05.08.2013 / The New York City Jazz Record
SHARP - GIBBS - NIGGLI
the secret weapon
The exceptional Swiss drummer Lucas Niggli proves the secret weapon here. He’s inventive and rock solid at the same time, giving
the tunes a strong underpinning while never relaxing into rote rhythms. The drummer is, however, a fan of steady (if shifting) time, which works well with Gibbs’ deep, funk-based foundation.

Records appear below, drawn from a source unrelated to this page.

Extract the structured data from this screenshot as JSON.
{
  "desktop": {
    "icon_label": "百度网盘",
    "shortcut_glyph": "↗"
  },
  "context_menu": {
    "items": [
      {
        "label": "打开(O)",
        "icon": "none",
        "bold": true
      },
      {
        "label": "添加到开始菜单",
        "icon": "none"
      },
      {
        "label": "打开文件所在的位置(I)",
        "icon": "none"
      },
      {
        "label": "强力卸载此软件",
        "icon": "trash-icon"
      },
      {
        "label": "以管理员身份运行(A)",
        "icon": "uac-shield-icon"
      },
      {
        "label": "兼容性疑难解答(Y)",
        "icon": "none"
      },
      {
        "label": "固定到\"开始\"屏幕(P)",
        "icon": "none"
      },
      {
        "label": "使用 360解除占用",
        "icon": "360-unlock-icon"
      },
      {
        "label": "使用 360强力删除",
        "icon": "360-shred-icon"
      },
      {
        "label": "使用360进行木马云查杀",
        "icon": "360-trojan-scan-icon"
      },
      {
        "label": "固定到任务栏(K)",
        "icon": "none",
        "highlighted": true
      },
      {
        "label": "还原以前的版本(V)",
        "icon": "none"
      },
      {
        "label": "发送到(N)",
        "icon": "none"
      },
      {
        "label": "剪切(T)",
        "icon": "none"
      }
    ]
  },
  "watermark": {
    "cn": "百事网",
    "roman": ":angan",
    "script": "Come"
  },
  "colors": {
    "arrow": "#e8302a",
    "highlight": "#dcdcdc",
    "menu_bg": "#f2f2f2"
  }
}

It’s always a pleasure to hear Elliott Sharp kick back with his guitar. His more formal compositions are fascinatingly prickly and intellectually challenging, but in his heart there (also) lies a blues man and a Jimi Hendrix fan who wants to play like fire and make it sound like melted butter. Crossing the Waters finds him in trio with another longtime downtown player, bassist Melvin Gibbs, along with the exceptional Swiss drummer Lucas Niggli. And while the disc smacks of old school downtown jams, Niggli proves the secret weapon here. He’s inventive and rock solid at the same time, giving the tunes a strong underpinning while never relaxing into rote rhythms. The drummer is, however, a fan of steady (if shifting) time, which works well with Gibbs’ deep, funk-based foundation. The three first played together during Intakt Records’ two-week run at The Stone in March 2012 and went into the studio the next day to lay down the tracks heard here. The disc opens with what might be a bowed guitar sounding like a fiddle being sawed away at and an offbeat rhythm before upshifting into soaring lines like an electrified kite battle. “Flow Fever” is a more pointillistic, noncentered excursion while “Waving High” revolves around Sharp’s familiar fast harmonics and overtones. The album’s high point comes five tracks in, with the dizzying six-and-a-quarter minutes of “Transatlantic Tunnel”. Niggli plays like an overworked motor here with the guitars jabbing about before Sharp takes a surprising turn for pure tonality and flies above the ruckus. From there on the music proceeds with a tangible swapping of ideas, each seeming absolutely on their toes for what might happen next. As if they’d found their footing, the following “Kayak” is the longest and most cohesive cut on the album. A sparse bit of Morriconia, given the title “Forellen”, makes for a lovely closer. In these days when one-off meetings are recorded and readily available (by the artists’ choice or not) on any number of websites, it’s easy to pass them by. But when three musicians meet in the moment and synch so strongly, it’s worth taking notice.